Phocine distemper virus (PDV) has been common in the northern Atlantic ocean for decades but as a result of melting Arctic sea ice it has now appeared among marine mammals in the northern Pacific ocean too.
The 15-year study which tracked the animals via satellite found PDV, which can kill some species, was most common in years when so much Arctic ice melted it became possible for mammals to move freely from the Atlantic to Pacific regions.
Steadily rising global temperatures due to climate change have meant more and more sea ice is melting around the Arctic, opening up sea lanes which for thousands of years have been impassable.
Between 1979 and 2018, Arctic sea ice declined on average 12.8 per cent each decade, according to the Intergovernmental Panel on Climate Change (IPCC).

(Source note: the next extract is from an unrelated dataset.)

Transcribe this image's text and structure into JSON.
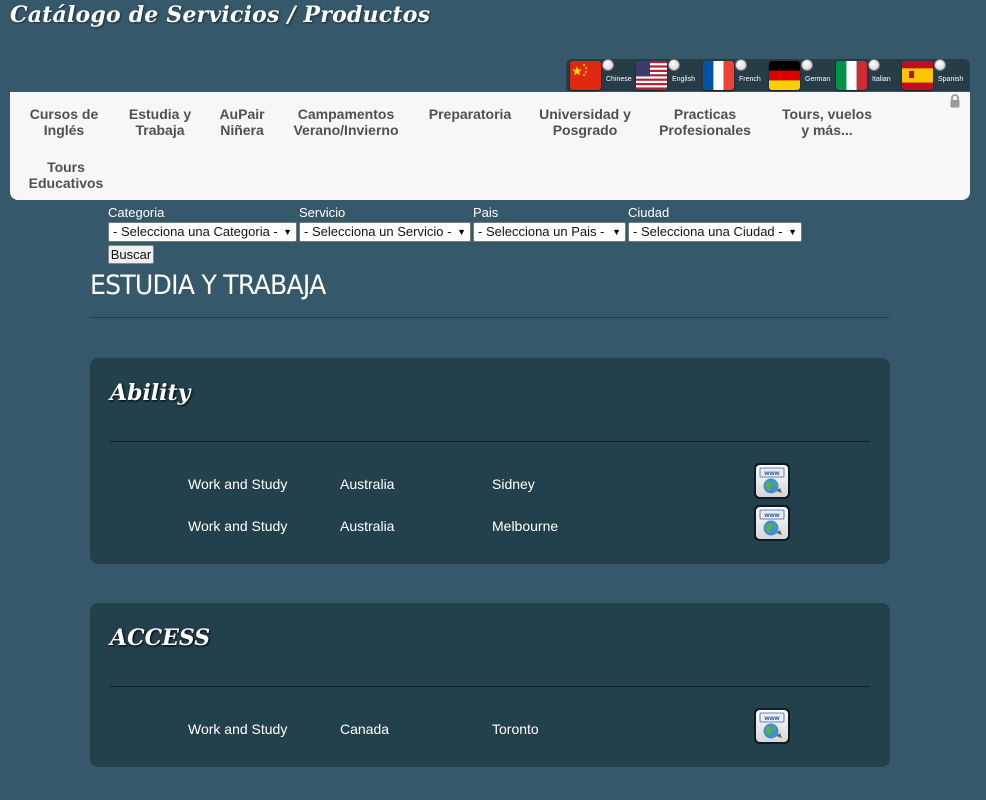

“These sea ice changes in September are likely unprecedented for at least 1,000 years,” the IPCC said in a report published in September.
The scientists said a severe spike in PDV in 2003 and 2004 among marine mammals in the northern Pacific was connected to a record ice melt in August 2002.
Testing showed about 30 per cent of Stellar sea lions in the northern Pacific Ocean were infected with the disease, which had previously been mostly confined to Atlantic populations.
PDV did not peak again in the Pacific until 2009, which was also just one year after widespread melting in 2008 that created open water passage routes.
“The loss of sea ice is leading marine wildlife to seek and forage in new habitats and removing that physical barrier, allowing for new pathways for them to move,” one of the study’s authors Dr Tracey Goldstein, from the University of California, Davis, told the BBC.
“As animals move and come in contact with other species, they carry opportunities to introduce and transmit new infectious disease, with potentially devastating impacts.”
Symptoms of PDV include laboured breathing, fevers and attacks on the nervous system. It was first identified in the late 1980s after unprecedented epidemics swept through populations of seals and sea lions, beginning with landlocked seals in Lake Baikal in Siberia.
This first outbreak killed about 18,000 harbour seals in the North and Baltic Seas. Another epidemic in 2002 in the North Sea is believed to have wiped out more than half of the seal population in the region.